What does that say about moviemaking in general? You are talking about an epidemic [of homelessness] in the United States and around the world. This is a movie that is looking at the victims of this epidemic. And yet people didn’t think it was an important movie because it wasn’t commercial? Is that ultimately what it comes down to?



Well, I don’t have a problem with that. We made it for under $5 million and that got us 21 days of shooting. But we had top people working on this, top to bottom. No one got paid, but it was top talent all around because they responded to it. From the craft people to the camera to actors, etc., it was all there. We made it with the budget that we have and that was the appropriate budget. Filmmaking has radically changed. And maybe just not filmmaking, but many of the creative arts have changed... In the ‘70s, when I started making movies, this might have been made by a studio. The system that makes commercial movies now doesn’t allow for these. It’s just not how it’s done. But even with that system, the independent way, this was like in the fringe of independent movies. We were aiming for something special.

I want to talk about a scene toward the end of the film. There’s a very long shot that your director, Oren Moverman, and your cinematographer, Bobby Bukowski, do, where you’re panhandling. You are saying, “Spare change? Help me out.” You have a wool cap pulled over your eyes. And I suspect I, like a lot of other people, would have walked right past you. Can you talk about shooting that scene and what you saw in the people who looked at you and didn’t see you during that scene?



We shot down in Astor Place, which is a very busy place in New York. New York is New York — any shot in this movie is as it is. People are not aware that they’re being [filmed]. And I didn’t know if this was going to work. Oren didn’t know. We were hoping we could get 30-second or maybe one minute takes before I got recognized and the shots were ruined. So I remember this was a very fragile, anxious day when I came out to Astor Place and stood there. I fairly quickly realized that no one was paying attention to me. And my first impulse was, well, I was invisible. No one was making eye contact. And then as I relaxed into it and was feeling the situation, I realized I wasn’t invisible, I was actually a black hole. And everyone around me, from blocks away, I could feel was terrified of being sucked into this black hole of despair and failure. And beyond that, I think in a very subconscious way, people feeling how tenuous their own sense of well being is — how close we all are to losing it, mentally, psychologically, physically. We’re living on a razor’s edge, all of us.

Did the making of this movie change you as a person, in the way you saw the world and the way you saw your place in it?

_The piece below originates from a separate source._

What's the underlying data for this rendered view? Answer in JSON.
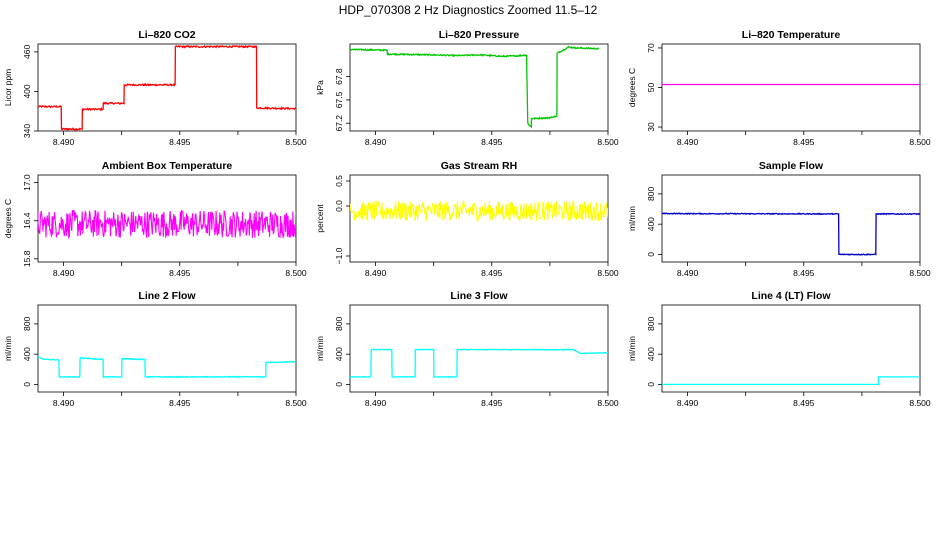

Yeah, I think there were a couple of things. The shot you were asking me about before, not only for me, but for Bobby Bukowski who was shooting it, Oren Moverman, our writer-director. As we were doing that shot — and we were shooting digitally so we could do long takes — we shot for 45 minutes with no one paying any attention to me. On a block that, as Richard Gere, there’s no way I would be standing on that corner. Circumstances and projections are 99.9 percent of our experience in the world. We’re living in a total echo chamber of our own minds. I mean, I was the same guy you want to have an interview with today. I’m on a red carpet and people want to take my picture and talk to me. I’m the same guy that was on that corner. The only difference was I had a bad haircut, I had the clothes of someone on the street. Now is that how we deal with reality all the time? Based on those superficial things? How extraordinary. Now, I knew that intellectually, but maybe this is one of the first times that I so profoundly felt that deep in the marrow of my bones.